The questions begs, where do we go from here? French anthropologist Buffon (1707-1788) wrote, “there are in nature only individuals. Races, orders, classes, exist only in imagination. Keeping his quote in mind, let’s move forward in 2018 with a proactive problem solving approach.
We must first acknowledge there is a problem. A problem must be acknowledged as real, before tackling it. We can thank the Trump administration for bringing institutional racism out of the closet. Having a Black President for eight years, convinced many Americans that we had solved our race problem. With the election of Trump, we have observed overt racist attacks by white suprematists. Problem: Racial prejudice exists in Brooklyn.
Next, we need to describe any barriers or constraints that may prevent solving the problem. Barriers: In Summerhill’s case, was it Brennan’s ego, prejudice or lack of customer service experience that led her to ignore locals’ complaints? Or was something else at the root?
Identify solutions to the problem: Here is where creativity comes in. Don’t limited yourself to only one solution. Brainstorm and come up with several solutions. Take into account time restraints, finances required, and people needed to solve the problem. Is scheduling a meeting with the community, politicians, business owners, and developers necessary to address the current issue? Select one or a few doable solutions to the problem.
Then try out the solution(s): In the case of DUMBO Kitchen, OurBKSocial selected to schedule a community dialogue. We immediately reached out to all parties involved through social media. At the forum our founder acted as moderator and set the ground rules – those who want to make a comment, do so in 2 minutes, be respectful, keep an open mind, take a listening stance, and remain flexible.

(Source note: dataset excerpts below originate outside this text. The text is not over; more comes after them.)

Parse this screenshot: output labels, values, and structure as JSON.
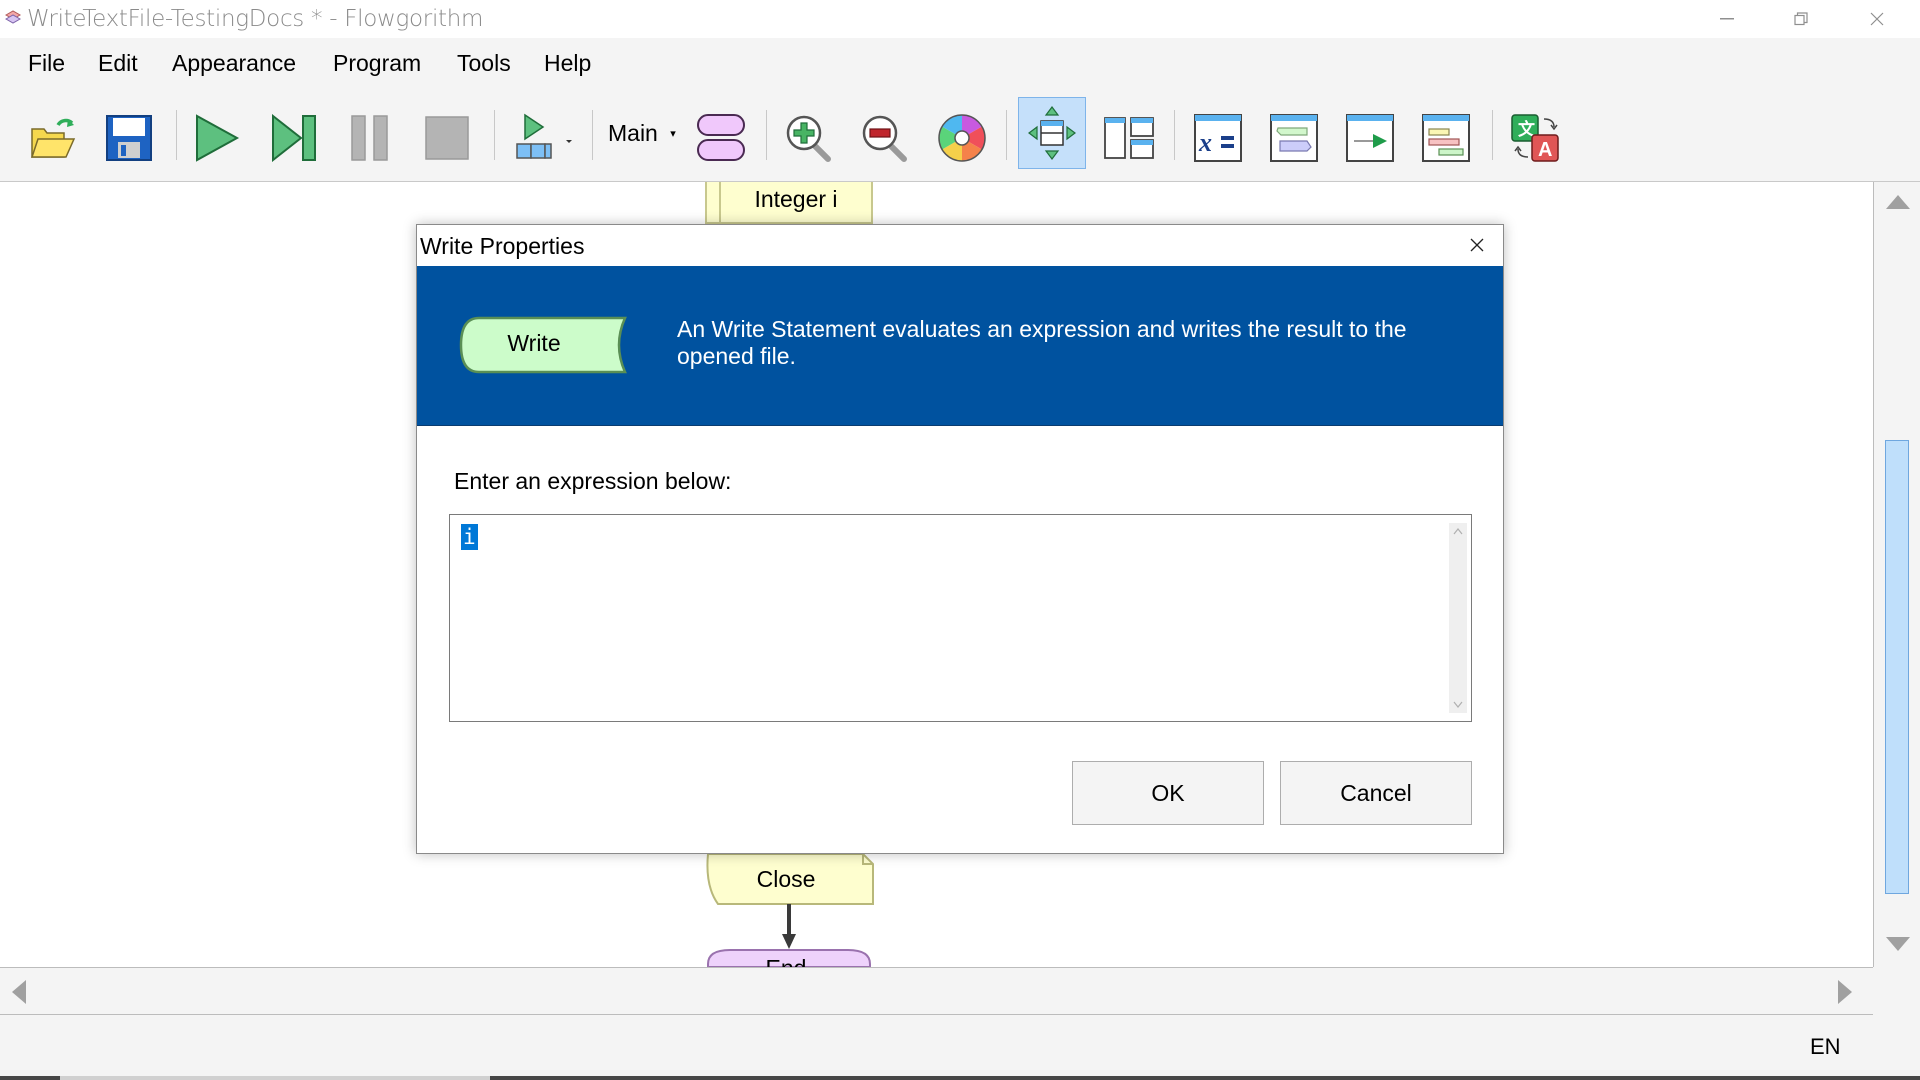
{
  "window": {
    "title": "WriteTextFile-TestingDocs * - Flowgorithm",
    "app_icon": "flowgorithm-app-icon",
    "controls": [
      "minimize",
      "restore",
      "close"
    ]
  },
  "menu": {
    "items": [
      {
        "label": "File"
      },
      {
        "label": "Edit"
      },
      {
        "label": "Appearance"
      },
      {
        "label": "Program"
      },
      {
        "label": "Tools"
      },
      {
        "label": "Help"
      }
    ]
  },
  "toolbar": {
    "buttons": [
      {
        "name": "open-icon",
        "tooltip": "Open"
      },
      {
        "name": "save-icon",
        "tooltip": "Save"
      },
      {
        "name": "run-icon",
        "tooltip": "Run"
      },
      {
        "name": "step-icon",
        "tooltip": "Step"
      },
      {
        "name": "pause-icon",
        "tooltip": "Pause"
      },
      {
        "name": "stop-icon",
        "tooltip": "Stop"
      },
      {
        "name": "run-speed-icon",
        "tooltip": "Run Speed"
      },
      {
        "name": "functions-icon",
        "tooltip": "Functions"
      },
      {
        "name": "zoom-in-icon",
        "tooltip": "Zoom In"
      },
      {
        "name": "zoom-out-icon",
        "tooltip": "Zoom Out"
      },
      {
        "name": "color-scheme-icon",
        "tooltip": "Color Scheme"
      },
      {
        "name": "layout-center-icon",
        "tooltip": "Layout",
        "active": true
      },
      {
        "name": "layout-windows-icon",
        "tooltip": "Windows"
      },
      {
        "name": "variable-watch-icon",
        "tooltip": "Variable Watch"
      },
      {
        "name": "console-icon",
        "tooltip": "Console"
      },
      {
        "name": "source-code-icon",
        "tooltip": "Source Code"
      },
      {
        "name": "chart-icon",
        "tooltip": "Chart"
      },
      {
        "name": "translate-icon",
        "tooltip": "Language"
      }
    ],
    "function_selector": "Main"
  },
  "canvas": {
    "shapes": [
      {
        "type": "declare",
        "label": "Integer i"
      },
      {
        "type": "close",
        "label": "Close"
      },
      {
        "type": "end",
        "label": "End"
      }
    ]
  },
  "dialog": {
    "title": "Write Properties",
    "shape_label": "Write",
    "description": "An Write Statement evaluates an expression and writes the result to the opened file.",
    "prompt": "Enter an expression below:",
    "expression": "i",
    "ok_label": "OK",
    "cancel_label": "Cancel",
    "header_color": "#00529f"
  },
  "status": {
    "language": "EN"
  }
}
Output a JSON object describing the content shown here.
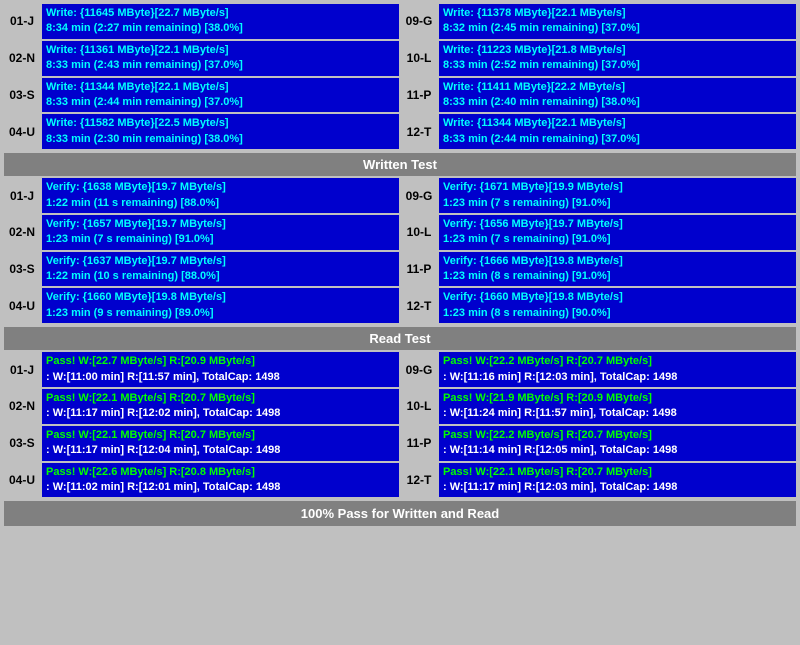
{
  "sections": {
    "write": {
      "header": "Written Test",
      "rows": [
        {
          "left_label": "01-J",
          "left_line1": "Write: {11645 MByte}[22.7 MByte/s]",
          "left_line2": "8:34 min (2:27 min remaining)  [38.0%]",
          "right_label": "09-G",
          "right_line1": "Write: {11378 MByte}[22.1 MByte/s]",
          "right_line2": "8:32 min (2:45 min remaining)  [37.0%]"
        },
        {
          "left_label": "02-N",
          "left_line1": "Write: {11361 MByte}[22.1 MByte/s]",
          "left_line2": "8:33 min (2:43 min remaining)  [37.0%]",
          "right_label": "10-L",
          "right_line1": "Write: {11223 MByte}[21.8 MByte/s]",
          "right_line2": "8:33 min (2:52 min remaining)  [37.0%]"
        },
        {
          "left_label": "03-S",
          "left_line1": "Write: {11344 MByte}[22.1 MByte/s]",
          "left_line2": "8:33 min (2:44 min remaining)  [37.0%]",
          "right_label": "11-P",
          "right_line1": "Write: {11411 MByte}[22.2 MByte/s]",
          "right_line2": "8:33 min (2:40 min remaining)  [38.0%]"
        },
        {
          "left_label": "04-U",
          "left_line1": "Write: {11582 MByte}[22.5 MByte/s]",
          "left_line2": "8:33 min (2:30 min remaining)  [38.0%]",
          "right_label": "12-T",
          "right_line1": "Write: {11344 MByte}[22.1 MByte/s]",
          "right_line2": "8:33 min (2:44 min remaining)  [37.0%]"
        }
      ]
    },
    "verify": {
      "rows": [
        {
          "left_label": "01-J",
          "left_line1": "Verify: {1638 MByte}[19.7 MByte/s]",
          "left_line2": "1:22 min (11 s remaining)   [88.0%]",
          "right_label": "09-G",
          "right_line1": "Verify: {1671 MByte}[19.9 MByte/s]",
          "right_line2": "1:23 min (7 s remaining)   [91.0%]"
        },
        {
          "left_label": "02-N",
          "left_line1": "Verify: {1657 MByte}[19.7 MByte/s]",
          "left_line2": "1:23 min (7 s remaining)   [91.0%]",
          "right_label": "10-L",
          "right_line1": "Verify: {1656 MByte}[19.7 MByte/s]",
          "right_line2": "1:23 min (7 s remaining)   [91.0%]"
        },
        {
          "left_label": "03-S",
          "left_line1": "Verify: {1637 MByte}[19.7 MByte/s]",
          "left_line2": "1:22 min (10 s remaining)   [88.0%]",
          "right_label": "11-P",
          "right_line1": "Verify: {1666 MByte}[19.8 MByte/s]",
          "right_line2": "1:23 min (8 s remaining)   [91.0%]"
        },
        {
          "left_label": "04-U",
          "left_line1": "Verify: {1660 MByte}[19.8 MByte/s]",
          "left_line2": "1:23 min (9 s remaining)   [89.0%]",
          "right_label": "12-T",
          "right_line1": "Verify: {1660 MByte}[19.8 MByte/s]",
          "right_line2": "1:23 min (8 s remaining)   [90.0%]"
        }
      ]
    },
    "read": {
      "header": "Read Test",
      "rows": [
        {
          "left_label": "01-J",
          "left_line1": "Pass! W:[22.7 MByte/s] R:[20.9 MByte/s]",
          "left_line2": ": W:[11:00 min] R:[11:57 min], TotalCap: 1498",
          "right_label": "09-G",
          "right_line1": "Pass! W:[22.2 MByte/s] R:[20.7 MByte/s]",
          "right_line2": ": W:[11:16 min] R:[12:03 min], TotalCap: 1498"
        },
        {
          "left_label": "02-N",
          "left_line1": "Pass! W:[22.1 MByte/s] R:[20.7 MByte/s]",
          "left_line2": ": W:[11:17 min] R:[12:02 min], TotalCap: 1498",
          "right_label": "10-L",
          "right_line1": "Pass! W:[21.9 MByte/s] R:[20.9 MByte/s]",
          "right_line2": ": W:[11:24 min] R:[11:57 min], TotalCap: 1498"
        },
        {
          "left_label": "03-S",
          "left_line1": "Pass! W:[22.1 MByte/s] R:[20.7 MByte/s]",
          "left_line2": ": W:[11:17 min] R:[12:04 min], TotalCap: 1498",
          "right_label": "11-P",
          "right_line1": "Pass! W:[22.2 MByte/s] R:[20.7 MByte/s]",
          "right_line2": ": W:[11:14 min] R:[12:05 min], TotalCap: 1498"
        },
        {
          "left_label": "04-U",
          "left_line1": "Pass! W:[22.6 MByte/s] R:[20.8 MByte/s]",
          "left_line2": ": W:[11:02 min] R:[12:01 min], TotalCap: 1498",
          "right_label": "12-T",
          "right_line1": "Pass! W:[22.1 MByte/s] R:[20.7 MByte/s]",
          "right_line2": ": W:[11:17 min] R:[12:03 min], TotalCap: 1498"
        }
      ]
    }
  },
  "footer": {
    "label": "100% Pass for Written and Read"
  }
}
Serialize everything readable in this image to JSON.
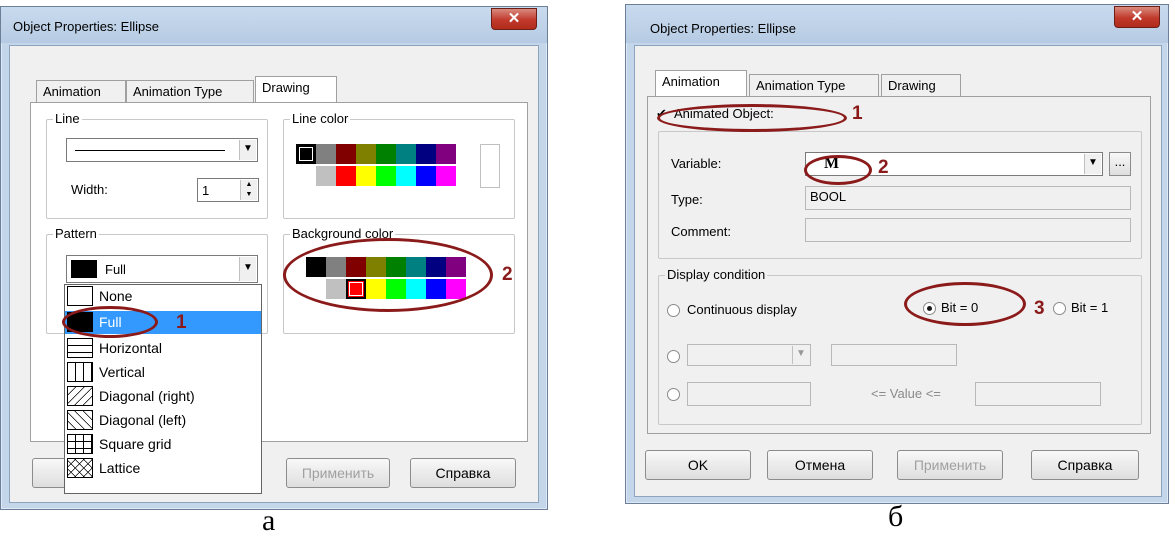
{
  "dialog_a": {
    "title": "Object Properties: Ellipse",
    "close_label": "✕",
    "tabs": [
      "Animation",
      "Animation Type",
      "Drawing"
    ],
    "active_tab": "Drawing",
    "line_group": "Line",
    "width_label": "Width:",
    "width_value": "1",
    "line_color_group": "Line color",
    "pattern_group": "Pattern",
    "pattern_selected": "Full",
    "background_color_group": "Background color",
    "pattern_options": [
      "None",
      "Full",
      "Horizontal",
      "Vertical",
      "Diagonal (right)",
      "Diagonal (left)",
      "Square grid",
      "Lattice"
    ],
    "apply_button": "Применить",
    "help_button": "Справка",
    "palette_top": [
      "#000000",
      "#808080",
      "#800000",
      "#808000",
      "#008000",
      "#008080",
      "#000080",
      "#800080"
    ],
    "palette_bottom": [
      "#ffffff",
      "#c0c0c0",
      "#ff0000",
      "#ffff00",
      "#00ff00",
      "#00ffff",
      "#0000ff",
      "#ff00ff"
    ],
    "annotation_1": "1",
    "annotation_2": "2",
    "caption": "а"
  },
  "dialog_b": {
    "title": "Object Properties: Ellipse",
    "close_label": "✕",
    "tabs": [
      "Animation",
      "Animation Type",
      "Drawing"
    ],
    "active_tab": "Animation",
    "animated_object_label": "Animated Object:",
    "animated_object_checked": true,
    "variable_label": "Variable:",
    "variable_value": "M",
    "browse_label": "...",
    "type_label": "Type:",
    "type_value": "BOOL",
    "comment_label": "Comment:",
    "display_condition_group": "Display condition",
    "continuous_display_label": "Continuous display",
    "bit0_label": "Bit = 0",
    "bit1_label": "Bit = 1",
    "value_range_label": "<= Value <=",
    "ok_button": "OK",
    "cancel_button": "Отмена",
    "apply_button": "Применить",
    "help_button": "Справка",
    "annotation_1": "1",
    "annotation_2": "2",
    "annotation_3": "3",
    "caption": "б"
  }
}
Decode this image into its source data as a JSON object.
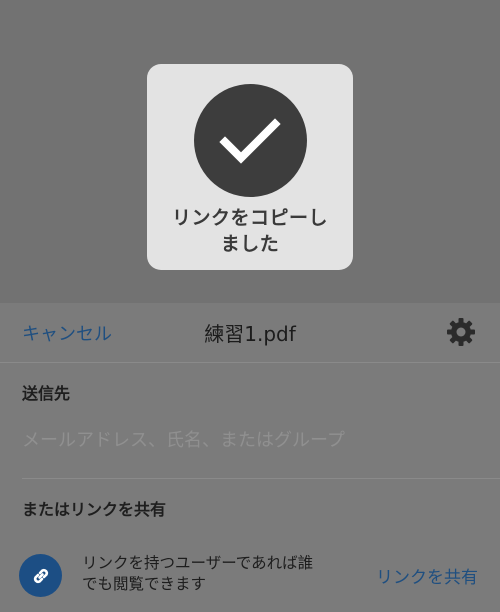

Attendees offered several great suggestions on how to improve relations with customers and the community. DUMBO Kitchen owners listened and commented. The last step is to strategically evaluate results: DUMBO Kitchen agreed to implement one of the evening’s suggestions immediately and consider using others. OurBKSocial took the led and volunteered to report back to the community on DUMBO Kitchen’s progress in 6 months.
Brooklyn, let’s do better in the New Year using a problem solving mindset with the aim to establish better relations in our beautiful borough.